Massachusetts couples sign prenuptial agreements in the hopes of guarding their assets in the event their marriages do not survive. Prenuptial provisions can also resolve many questions in advance of a divorce so that the divorce process is not prolonged and disagreements can be avoided. Still, Forbes points out prenuptial agreements are not invulnerable to challenge. If a prenuptial agreement is not composed correctly, it could be ruled invalid.
Courts are going to be watchful for prenups that contain unfair provisions. A spouse cannot use a prenup to disadvantage a partner to such an extent that it leaves the other spouse financially destitute. This is likely to be considered an unconscionable provision. A prenuptial agreement is also not a way for one spouse to dump all of the child support responsibilities on the other. State law and public policy retains authority over child support and will not tolerate efforts by one spouse to escape responsibility.
Courts are also going to scrutinize how well the spouses were informed about an agreement prior to signing it. Some spouses may not have had legal representation on hand to help protect their interests, or they may not have read the document under assurances that the document was fair. And if a prenuptial agreement was signed under duress, it is very likely to be thrown out by a judge.

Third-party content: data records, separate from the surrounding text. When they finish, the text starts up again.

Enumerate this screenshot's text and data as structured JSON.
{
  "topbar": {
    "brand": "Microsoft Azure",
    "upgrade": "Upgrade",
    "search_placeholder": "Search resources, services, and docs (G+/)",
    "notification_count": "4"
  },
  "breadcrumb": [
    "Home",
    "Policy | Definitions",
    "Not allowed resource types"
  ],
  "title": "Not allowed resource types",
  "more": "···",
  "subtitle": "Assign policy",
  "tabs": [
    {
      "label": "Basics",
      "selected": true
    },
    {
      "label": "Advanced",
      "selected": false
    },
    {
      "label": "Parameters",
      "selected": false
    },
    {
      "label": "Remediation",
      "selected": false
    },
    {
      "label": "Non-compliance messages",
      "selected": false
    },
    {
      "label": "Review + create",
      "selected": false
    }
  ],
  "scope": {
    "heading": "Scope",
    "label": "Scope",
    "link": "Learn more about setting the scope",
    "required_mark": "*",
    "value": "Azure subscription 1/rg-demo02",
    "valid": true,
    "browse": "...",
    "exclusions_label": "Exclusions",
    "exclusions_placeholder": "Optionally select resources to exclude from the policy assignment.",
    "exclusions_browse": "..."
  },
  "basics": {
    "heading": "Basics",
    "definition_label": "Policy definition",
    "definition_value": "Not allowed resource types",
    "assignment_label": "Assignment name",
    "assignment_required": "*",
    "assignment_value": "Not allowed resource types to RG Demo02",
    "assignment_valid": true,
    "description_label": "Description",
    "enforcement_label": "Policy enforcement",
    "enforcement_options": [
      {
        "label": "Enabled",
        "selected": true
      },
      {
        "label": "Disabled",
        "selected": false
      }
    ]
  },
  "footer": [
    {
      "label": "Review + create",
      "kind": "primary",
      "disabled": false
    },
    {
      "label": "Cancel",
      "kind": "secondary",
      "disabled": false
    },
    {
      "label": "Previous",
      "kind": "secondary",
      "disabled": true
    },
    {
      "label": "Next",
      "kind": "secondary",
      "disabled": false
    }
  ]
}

Deception is another factor. Prenuptial agreements should be made in good faith with all necessary information revealed by each spouse. A dishonest spouse, however, may conceal important financial information, such as assets and liabilities, from the agreement. If a lack of transparency is discovered, a court may conclude that the innocent spouse was tricked into signing the agreement and rule the compact invalid.
Not all prenuptial agreements are ruled unenforceable because of malicious activities. In some cases, honest mistakes are made. Some prenups are not composed in the proper legal form. The language may be too vague. An agreement is not properly drafted may be superseded by the equitable distribution laws of the state. This is why spouses ready to tie the knot should consider legal counsel to help draft a prenup that is likely to be enforced.
Keep in mind that this information is only for educational benefit. Do not read it as a substitute for the advice of a professional attorney.